What do these changes mean and what are their effect in practice?
Firstly, the most contentious area of the pre-review scheme was that working holidaymakers could only take employment incidental to a holiday and were not allowed to engage in business, provide services as a professional sportsman or entertainer or pursue a career in the United Kingdom. This had been interpreted under a "rule of thumb" that a working holidaymaker could only take full time employment for a maximum period of 12 months or part time employment over the full two year period. More importantly, there was no clear definition of what "pursuing a career" actually meant in practice. For those employers who have wished to abide by the provisions of the scheme, they would only offer full time employment for maximum of one year. Others refrained from taking on working holidaymakers if it was arguable that they would be "pursuing a career" by working for them. However, experience tends to suggest that this restriction was more honoured in its breach than in its observance.
The only work restriction that now remains is that working holidaymakers must not engage in business. They can therefore only take employment and are not permitted to establish a limited liability company to provide services or work on a self employed basis.
The other change of significance is that working holidaymakers will be allowed to switch into work permit employment after having been in the UK for at least 12 months. The current Immigration Rules prohibit any switch into work permit employment at any time during the two year working holidaymaker period. However, the practice to date has been to allow, on a concessionary basis, such switching where a work permit application has been approved. This has been done outside of the Immigration Rules and could not be relied on and a refusal would not attract a right of appeal. The Immigration Rules will now be changed to expressly permit a switch into work permit employment if a work permit application is approved. The downside is that whereas previously any such application to switch could be done at any time during the two year period, it is likely that the Home office will enforce the prohibition during the first 12 months much more strictly.
Notwithstanding the above, all the other minor restrictions which apply to the existing Working Holidaymakers Scheme will continue to apply to the revised scheme, e.g. the applicant must be unmarried or married to a person who also meets the requirements of the working holidaymaker rule; they must not have dependent children who are five years or older or who will reach five years before the end of the two year working holiday; they must not have commitments which would require him/them to earn a regular income; and they must intend to leave the UK at the end of the working holiday.

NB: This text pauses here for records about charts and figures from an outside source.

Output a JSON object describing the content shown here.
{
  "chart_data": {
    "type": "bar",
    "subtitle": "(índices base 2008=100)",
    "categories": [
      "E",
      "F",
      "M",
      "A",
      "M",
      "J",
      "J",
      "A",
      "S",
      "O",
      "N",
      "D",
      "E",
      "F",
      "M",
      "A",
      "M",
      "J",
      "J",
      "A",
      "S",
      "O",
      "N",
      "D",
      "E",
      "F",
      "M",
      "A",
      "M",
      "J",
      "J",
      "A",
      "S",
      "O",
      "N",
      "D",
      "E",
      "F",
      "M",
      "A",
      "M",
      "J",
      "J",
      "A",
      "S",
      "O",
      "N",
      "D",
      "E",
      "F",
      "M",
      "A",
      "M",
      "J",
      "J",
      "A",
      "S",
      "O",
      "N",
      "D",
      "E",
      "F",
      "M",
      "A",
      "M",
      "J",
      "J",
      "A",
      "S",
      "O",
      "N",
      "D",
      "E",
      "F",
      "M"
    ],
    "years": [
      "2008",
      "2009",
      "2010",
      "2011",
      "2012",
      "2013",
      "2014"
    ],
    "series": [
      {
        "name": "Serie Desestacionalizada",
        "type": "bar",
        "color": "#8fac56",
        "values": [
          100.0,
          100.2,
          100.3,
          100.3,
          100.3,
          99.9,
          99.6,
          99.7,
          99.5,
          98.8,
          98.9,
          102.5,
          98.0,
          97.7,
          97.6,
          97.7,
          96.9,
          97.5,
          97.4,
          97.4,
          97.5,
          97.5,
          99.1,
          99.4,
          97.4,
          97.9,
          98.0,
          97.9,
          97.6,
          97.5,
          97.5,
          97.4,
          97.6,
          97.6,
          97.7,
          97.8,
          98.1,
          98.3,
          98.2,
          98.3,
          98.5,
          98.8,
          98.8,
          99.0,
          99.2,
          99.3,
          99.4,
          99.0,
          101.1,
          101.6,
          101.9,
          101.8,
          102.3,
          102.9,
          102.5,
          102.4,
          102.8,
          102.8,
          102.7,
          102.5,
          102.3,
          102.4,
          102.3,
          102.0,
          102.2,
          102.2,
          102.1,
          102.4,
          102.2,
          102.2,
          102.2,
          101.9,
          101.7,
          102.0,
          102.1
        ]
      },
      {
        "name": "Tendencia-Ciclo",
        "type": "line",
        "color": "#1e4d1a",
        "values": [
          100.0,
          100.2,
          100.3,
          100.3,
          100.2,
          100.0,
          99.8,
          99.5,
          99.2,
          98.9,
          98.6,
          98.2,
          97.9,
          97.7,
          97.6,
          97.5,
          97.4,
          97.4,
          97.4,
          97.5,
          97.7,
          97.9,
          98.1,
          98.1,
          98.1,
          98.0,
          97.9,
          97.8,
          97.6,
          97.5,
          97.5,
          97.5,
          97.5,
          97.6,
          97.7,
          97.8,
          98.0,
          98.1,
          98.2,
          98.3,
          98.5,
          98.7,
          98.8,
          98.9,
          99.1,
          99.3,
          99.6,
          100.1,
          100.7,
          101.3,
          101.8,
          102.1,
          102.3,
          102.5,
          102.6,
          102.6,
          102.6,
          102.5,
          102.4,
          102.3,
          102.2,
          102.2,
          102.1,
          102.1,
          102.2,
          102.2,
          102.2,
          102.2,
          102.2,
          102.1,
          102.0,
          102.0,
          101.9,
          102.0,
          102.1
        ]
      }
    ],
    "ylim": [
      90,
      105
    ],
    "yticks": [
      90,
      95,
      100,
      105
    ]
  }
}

Surprisingly, the changes to the scheme have been announced without a policy decision having been made on one of the most troublesome issues. This is the question whether relevant work experience gained whilst in the UK as a working holidaymaker can be taken into account for the purposes of meeting the skills criteria of the work permit scheme. Logic would dictate that it should, but at the time of writing, the position has not been finalised.
This leads into the headline question - can the working holidaymaker scheme be used as a substitute for a work permit? Our initial view is that it can, provided that it is understood that a subsequent in-country work permit application will need to be made before the end of the two year period. The viability of this is subject to clarification of the question of work experience gained in the UK.
Please note that the requirement to show an intention to leave the UK needs to be addressed very carefully. Also, time spent in employment as a working holidaymaker will not count towards the four year qualifying period for settlement for a work permit holder.
We will provide an update on this as and when the policy has been finalised.